Skinner termed this as reinforcement which can be positive or negative to teach a behaviour. Punishment is another form of operant conditioning which is used to modify behaviour. 

  • Positive reinforcement: when a behaviour is rewarded it is repeated again.
  • Negative reinforcement: When an unattractive stimulus  associated with a behaviour is removed it is  repeated again
  • Punishment: when an unattractive stimulus is added to a behaviour it is not repeated.

Social Learning

This theory was propounded by Albert Bandura. He emphasized upon the importance of learning by observing, imitating and modelling the behaviour of others. He emphasized the role of the cognitive process in interaction with the social environment. People learn through the following processes:

Observational Learning

Children observe other people and learn behaviours in many ways. The people whom children observe are called models and their behaviours are imitated by children. There are numerous models in the environment like teachers, parents, siblings, people through the mass media etc. Children observe their behaviour and try to imitate those behaviours. If the behaviour is rewarded then it is repeated again and again and learning takes place. If the imitated  behaviour is not rewarded then it is not repeated. 

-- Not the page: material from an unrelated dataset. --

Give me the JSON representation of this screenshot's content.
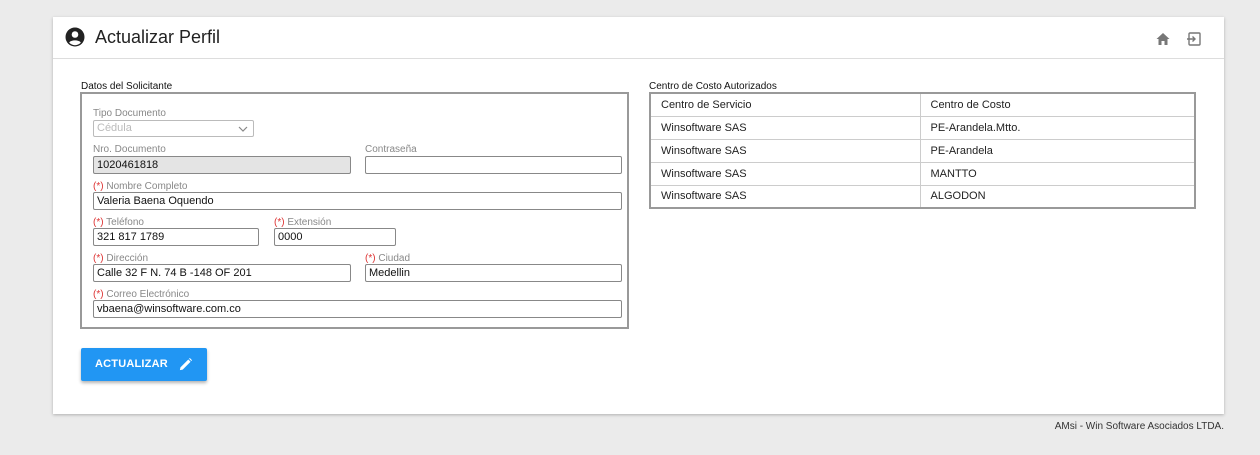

The imitation of the behaviour is initially not gender specific but in later childhood it can become gender specific. Children tend to imitate behaviour of those whom they think are similar to themselves. Girls generally try to imitate their mothers and boys try to imitate their fathers. 

Children also learn by identifying with someone. Through identification the children imbibe the characteristic behaviours of their model and try to behave like them. While imitating they exhibit one behaviour of the model but in identification the child imbibes multiple behaviours of the person with whom the child identifies.

Observational Learning incorporates advanced cognitive processes. There are several factors which contribute to learning through observation which are called mediational processes. These are:

  • Attention: There are many behaviours which we observe on a daily basis but in order to imitate them, it needs to catch our attention. The behaviour and its consequences form a mental representation and then it is enacted. 
  • Retention: how much the behaviour is retained is important in learning through imitation. We observe many behaviors in our environment but are able to retain only a few based on our attention span.
  • Reproduction: The behaviour is observed and processed in our mind and then it is reproduced. In doing so there can be modifications from the original behaviour. We imitate those behaviours which we are able to reproduce. If a person thinks that he does not have the capability to reproduce it then may not imitate it. 
  • Motivation: which behaviour shall be imitated depends upon the motivation of the individual. Sometimes we are interested in a particular consequence of a behaviour so we will try to observe it and imitate it. 


These theories are inclusive of each other and learning in an individual takes place through a combination of all the principles. Though there has been criticism related to these theories but still they form the basis of many therapies.